Pero vayamos al grano: El diablo a todas horas —otra apuesta fuerte de Netflix— es una historia de historias atravesadas por un hilo rojo nada invisible: los pecados se heredan de padres a hijos, y no sólo los pecados: supersticiones, liturgias, maldiciones. Es la adaptación de la novela de un escritor bien conocido en Norteamérica, Donald Ray Pollock, protagonista de una carrera llamativa: trabajó durante 30 años en una planta cárnica, a los 52 se apuntó a un curso de escritura creativa, en poco tiempo sus libros comenzaron a venderse en decenas de país. Pollock escribe sobre lo que conoce: su pueblo, Ohio. Los críticos vinculan sus escenarios, y parece inevitable, con los escenarios de Faulkner o McCarthy. Campos le sugirió que fuera la voz en off de la película, la carretera que une los caminos, y el hombre se convirtió en el narrador omnisciente de la historia: lo más parecido a un Dios en la obra.
Aquí, en la película, la guerra está en todas partes, siempre, fuera y dentro de casa, en el Pacífico y en Coal Creek, en Vietnam y en Meade.

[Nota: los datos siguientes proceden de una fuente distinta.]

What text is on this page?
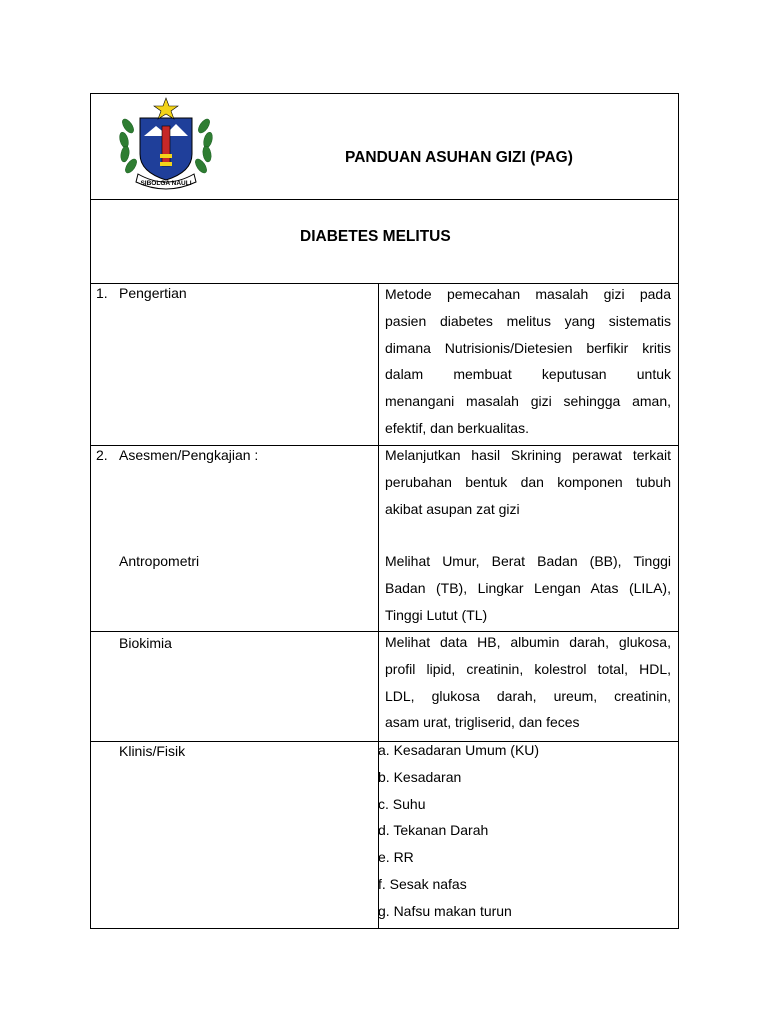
SIBOLGA NAULI
PANDUAN ASUHAN GIZI (PAG)
DIABETES MELITUS
1. Pengertian	Metode pemecahan masalah gizi pada
pasien diabetes melitus yang sistematis
dimana Nutrisionis/Dietesien berfikir kritis
dalam membuat keputusan untuk
menangani masalah gizi sehingga aman,
efektif, dan berkualitas.
2. Asesmen/Pengkajian :	Melanjutkan hasil Skrining perawat terkait
perubahan bentuk dan komponen tubuh
akibat asupan zat gizi
Antropometri	Melihat Umur, Berat Badan (BB), Tinggi
Badan (TB), Lingkar Lengan Atas (LILA),
Tinggi Lutut (TL)
Biokimia	Melihat data HB, albumin darah, glukosa,
profil lipid, creatinin, kolestrol total, HDL,
LDL, glukosa darah, ureum, creatinin,
asam urat, trigliserid, dan feces
Klinis/Fisik	a. Kesadaran Umum (KU)
b. Kesadaran
c. Suhu
d. Tekanan Darah
e. RR
f. Sesak nafas
g. Nafsu makan turun
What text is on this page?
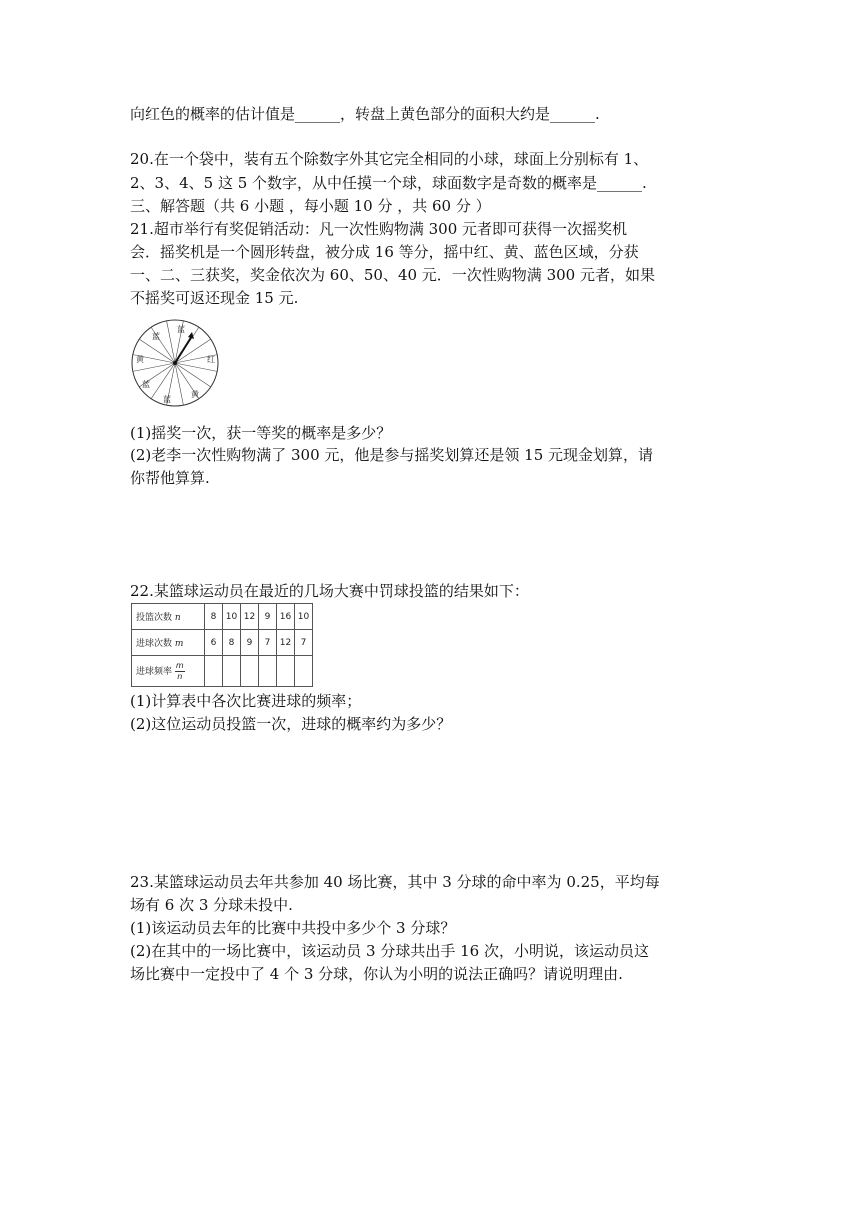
向红色的概率的估计值是______，转盘上黄色部分的面积大约是______.
20.在一个袋中，装有五个除数字外其它完全相同的小球，球面上分别标有 1、
2、3、4、5 这 5 个数字，从中任摸一个球，球面数字是奇数的概率是______.
三、解答题（共 6 小题 ，每小题 10 分 ，共 60 分 ）
21.超市举行有奖促销活动：凡一次性购物满 300 元者即可获得一次摇奖机
会．摇奖机是一个圆形转盘，被分成 16 等分，摇中红、黄、蓝色区域，分获
一、二、三获奖，奖金依次为 60、50、40 元．一次性购物满 300 元者，如果
不摇奖可返还现金 15 元.
蓝
蓝
红
黄
蓝
蓝
黄
(1)摇奖一次，获一等奖的概率是多少？
(2)老李一次性购物满了 300 元，他是参与摇奖划算还是领 15 元现金划算，请
你帮他算算.
22.某篮球运动员在最近的几场大赛中罚球投篮的结果如下：
投篮次数 n	8	10	12	9	16	10
进球次数 m	6	8	9	7	12	7
进球频率 $\frac{m}{n}$

(1)计算表中各次比赛进球的频率；
(2)这位运动员投篮一次，进球的概率约为多少？
23.某篮球运动员去年共参加 40 场比赛，其中 3 分球的命中率为 0.25，平均每
场有 6 次 3 分球未投中.
(1)该运动员去年的比赛中共投中多少个 3 分球？
(2)在其中的一场比赛中，该运动员 3 分球共出手 16 次，小明说，该运动员这
场比赛中一定投中了 4 个 3 分球，你认为小明的说法正确吗？请说明理由.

Dios lo está de la peor manera posible, tal vez la única: lejano, ausente, ajeno en el dolor y en la misericordia. «Esta película se fija realmente en un tipo específico de creyente, en uno que lo lleva al extremo», comenta Campos en una entrevista con Efe. «Y mirando al extremo ves el peligro de la religión. Esta cinta saca la presencia de Dios de este mundo y explora la ausencia de Dios, lo que sucede cuando la gente está desesperada por conectar con Dios y él no está ahí, él no responde». Pensemos en esta escena: un padre que apalea a dos tipos —algo habrían hecho; algo como sugerir, en otro momento y en otro lugar, la violación de su esposa— y le explica a su hijo: «El mundo está lleno de hijos de puta». El niño aprende la lección, aprende a esperar su momento, aprende a ajustar cuentas. El niño es Alvin (Tom Holland) y hace lo que puede —cubierto de cicatrices, perseguido por su pasado— para sobrevivir; siendo generosos, para ser un buen hombre.
Pero algo falla en la película, que no es aburrida, que es más que ágil, que aguarda ciertos giros. El diablo a todas horas es una fiesta de violencia que no va a ninguna parte, una lectura disfuncional del eterno retorno, del todo regresa. Algo falla en la película y tal vez sea su guion, el abandono permanente de personajes —desprovistos de cariño y profundidad— en los apeaderos de la ruta. Campos renuncia a la empatía, al juego de luces y sombras, replica las carencias de Dios. Y es una pena.